In other words, we will have different solutions, depending on which
inverse we use.
However, our predicted y must be the same in both
predictions, since estimable functions are invariant to the choice of
the generalized inverse (this is a topic for another post).

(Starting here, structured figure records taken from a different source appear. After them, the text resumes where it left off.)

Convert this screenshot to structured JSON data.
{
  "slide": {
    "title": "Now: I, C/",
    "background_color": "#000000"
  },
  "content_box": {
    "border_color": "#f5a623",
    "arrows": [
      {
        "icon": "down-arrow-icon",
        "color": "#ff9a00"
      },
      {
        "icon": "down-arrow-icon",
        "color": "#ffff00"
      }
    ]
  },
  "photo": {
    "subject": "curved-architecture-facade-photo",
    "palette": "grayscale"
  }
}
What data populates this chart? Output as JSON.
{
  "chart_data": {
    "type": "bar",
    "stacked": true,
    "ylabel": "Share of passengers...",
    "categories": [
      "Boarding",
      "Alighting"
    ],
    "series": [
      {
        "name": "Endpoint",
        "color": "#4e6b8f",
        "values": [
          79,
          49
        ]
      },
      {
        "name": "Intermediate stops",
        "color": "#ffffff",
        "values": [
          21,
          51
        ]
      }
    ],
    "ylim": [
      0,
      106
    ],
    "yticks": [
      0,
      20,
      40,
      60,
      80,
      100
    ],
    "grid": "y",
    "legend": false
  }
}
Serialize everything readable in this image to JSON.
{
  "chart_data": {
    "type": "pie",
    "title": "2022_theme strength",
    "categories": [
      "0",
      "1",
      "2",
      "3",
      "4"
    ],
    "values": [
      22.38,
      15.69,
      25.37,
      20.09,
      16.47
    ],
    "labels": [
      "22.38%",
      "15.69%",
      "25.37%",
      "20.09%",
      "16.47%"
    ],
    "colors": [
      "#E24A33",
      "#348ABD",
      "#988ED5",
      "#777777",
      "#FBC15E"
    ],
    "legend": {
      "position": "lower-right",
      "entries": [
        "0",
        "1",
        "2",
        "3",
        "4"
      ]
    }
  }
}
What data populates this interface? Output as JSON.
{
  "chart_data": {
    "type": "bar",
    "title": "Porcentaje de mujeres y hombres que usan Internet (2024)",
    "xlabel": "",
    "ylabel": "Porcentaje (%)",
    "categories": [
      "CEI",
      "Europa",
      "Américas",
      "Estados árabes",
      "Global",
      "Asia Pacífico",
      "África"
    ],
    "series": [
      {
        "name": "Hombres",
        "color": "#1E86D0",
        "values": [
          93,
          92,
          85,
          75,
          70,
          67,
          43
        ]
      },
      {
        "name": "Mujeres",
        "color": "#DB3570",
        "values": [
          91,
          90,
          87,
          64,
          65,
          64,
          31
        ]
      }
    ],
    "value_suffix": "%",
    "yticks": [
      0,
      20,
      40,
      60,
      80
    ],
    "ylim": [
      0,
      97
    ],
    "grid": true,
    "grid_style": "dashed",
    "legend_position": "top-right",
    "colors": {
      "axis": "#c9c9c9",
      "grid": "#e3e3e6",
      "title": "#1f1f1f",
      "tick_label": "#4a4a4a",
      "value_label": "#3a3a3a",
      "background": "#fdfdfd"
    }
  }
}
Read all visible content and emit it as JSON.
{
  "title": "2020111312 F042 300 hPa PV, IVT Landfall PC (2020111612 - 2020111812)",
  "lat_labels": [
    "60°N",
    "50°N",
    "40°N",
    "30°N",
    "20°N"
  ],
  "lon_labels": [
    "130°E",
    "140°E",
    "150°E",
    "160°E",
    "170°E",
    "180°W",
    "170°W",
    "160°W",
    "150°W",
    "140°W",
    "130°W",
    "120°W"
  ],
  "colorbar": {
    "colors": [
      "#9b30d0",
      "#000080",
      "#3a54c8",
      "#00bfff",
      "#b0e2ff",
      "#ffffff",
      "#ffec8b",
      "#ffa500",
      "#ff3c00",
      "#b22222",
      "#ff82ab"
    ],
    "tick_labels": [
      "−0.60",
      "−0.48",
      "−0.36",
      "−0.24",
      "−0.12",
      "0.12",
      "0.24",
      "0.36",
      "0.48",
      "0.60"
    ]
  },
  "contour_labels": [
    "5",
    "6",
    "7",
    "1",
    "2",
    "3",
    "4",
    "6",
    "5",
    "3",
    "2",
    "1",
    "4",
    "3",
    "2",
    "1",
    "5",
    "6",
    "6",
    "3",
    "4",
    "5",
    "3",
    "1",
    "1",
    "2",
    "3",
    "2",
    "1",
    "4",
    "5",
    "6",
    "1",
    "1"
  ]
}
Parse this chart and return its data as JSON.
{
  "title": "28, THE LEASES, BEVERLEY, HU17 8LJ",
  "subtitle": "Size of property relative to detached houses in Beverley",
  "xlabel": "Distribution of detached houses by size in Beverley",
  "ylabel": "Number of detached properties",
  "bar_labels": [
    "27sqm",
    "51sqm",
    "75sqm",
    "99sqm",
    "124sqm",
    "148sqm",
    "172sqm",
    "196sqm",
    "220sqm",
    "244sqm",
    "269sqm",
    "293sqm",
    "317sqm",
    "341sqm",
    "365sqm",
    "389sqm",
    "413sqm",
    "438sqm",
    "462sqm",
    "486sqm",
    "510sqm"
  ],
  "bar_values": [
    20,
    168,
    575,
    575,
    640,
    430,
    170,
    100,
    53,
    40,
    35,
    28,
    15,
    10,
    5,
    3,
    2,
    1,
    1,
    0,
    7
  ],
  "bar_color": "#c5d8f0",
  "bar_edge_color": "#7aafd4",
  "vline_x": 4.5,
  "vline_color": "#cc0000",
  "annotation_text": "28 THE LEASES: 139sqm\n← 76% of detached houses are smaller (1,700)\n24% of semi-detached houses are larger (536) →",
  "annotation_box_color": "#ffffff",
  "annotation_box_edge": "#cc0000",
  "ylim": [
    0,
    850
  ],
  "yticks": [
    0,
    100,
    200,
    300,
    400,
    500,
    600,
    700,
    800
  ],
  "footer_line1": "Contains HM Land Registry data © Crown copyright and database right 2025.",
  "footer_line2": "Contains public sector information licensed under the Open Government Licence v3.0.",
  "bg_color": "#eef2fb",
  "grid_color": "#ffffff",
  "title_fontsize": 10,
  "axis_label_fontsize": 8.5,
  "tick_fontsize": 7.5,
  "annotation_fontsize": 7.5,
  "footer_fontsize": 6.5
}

Let’s get the predicted y vector, just like we did for
the R solutions.
rhs1 <- t(X) %*% X %*% b + t(X) %*% Z %*% Qg_a
rhs3 <- t(Z) %*% X %*% b - Ainv %*% Q %*% (alpha * g) + (t(Z) %*% Z + Ainv * alpha) %*% Qg_a
\(My=c\)
M matrix
M <- rbind(t(X), t(Z))
c vector
c <- rbind(rhs1, rhs3)
Solving y…
y_hat <- ginv(M) %*% c
final_blup <- data.frame(y_predicted = y_hat, y_original = y)
print(final_blup)
## y_predicted y_original
## 1 2.999027 3
## 2 6.021592 6
## 3 5.976333 6
## 4 1.987161 2
## 5 2.991506 3
## 6 5.996045 6
## 7 4.004215 4
## 8 5.984827 6
## 9 8.044676 8
## 10 4.001232 4
final_solutions <- data.frame(
ID = data1$ID,
y_original = data1$obs,
y_predicted_R = final$y_predicted,
y_predicted_blupf90 = round(final_blup$y_predicted,3),
residual_blupf90 = round((final_blup$y_predicted - data1$obs),4))
print(final_solutions)
## ID y_original y_predicted_R y_predicted_blupf90 residual_blupf90
## 1 ID006 3 3 2.999 -0.0010
## 2 ID007 6 6 6.022 0.0216
## 3 ID008 6 6 5.976 -0.0237
## 4 ID009 2 2 1.987 -0.0128
## 5 ID010 3 3 2.992 -0.0085
## 6 ID011 6 6 5.996 -0.0040
## 7 ID012 4 4 4.004 0.0042
## 8 ID013 6 6 5.985 -0.0152
## 9 ID014 8 8 8.045 0.0447
## 10 ID015 4 4 4.001 0.0012
Note that the predicted y obtained either directly
(R) or iteratively (BLUPF90+) matches the
original y.
The solutions obtained via BLUPF90+ are not exact, as they
were generated by an iterative process. However, the residual is
minimal.
R is limited in many aspects, while BLUPF90+ is much more efficient.